A. I am honored and thrilled to receive this award and to see this testament to the
power of theatre, and the arts in general, as vehicles for engaged learning. In the
arts, we teach skills essential to prepare all students for successful work and civic
life beyond college. We employ teaching practices seen as essential to prepare students
for successful work and civic life beyond college: hands-on learning, collaboration,
critical thinking, communication, global perspectives and community engagement.
Q. What advice would you give to educators?
A. Students learn by doing, so the big question is “how do you make the classroom a site for engaged learning?” The basic tools of theatre are really great for teaching and learning. We can take a written text––something hard for students to access––and by doing exercises that get the students up on their feet and into their bodies, they can learn those plays and and embody those concepts in ways that help them learn more deeply. It’s a basic tenant of performance studies that I didn’t know about until I came to KSU; it is embodied learning.
Q. Would you like to recognize any mentors?

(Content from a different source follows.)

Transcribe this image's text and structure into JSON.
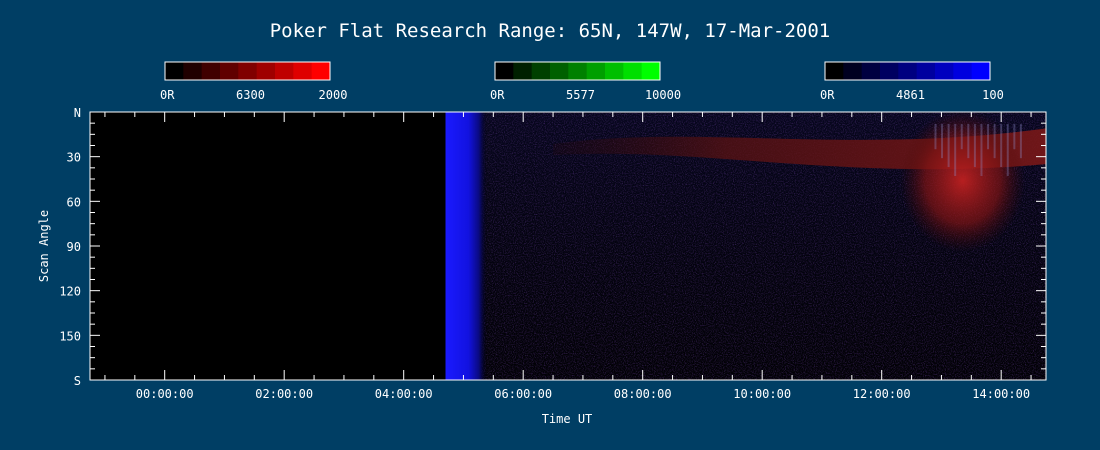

A. When I was at graduate school at University of Iowa, Erik Ehn, Anne Bogart, and Naomi Iizuka definitely inspired and influenced me. Karen Robinson has been a great mentor and collaborator at KSU. We work together to discover the connection between theatre and global learning, and those intersections where the theatre becomes the seed for conversation, dialogue, and mutual exchange that’s meaningful and cross-cultural. That investigation is something that we’ve done together over the last ten years, and it’s changed and expanded my vision of what theatre can and should do. We always ask, “How do you take it beyond the theatre? How do you take it into the world?”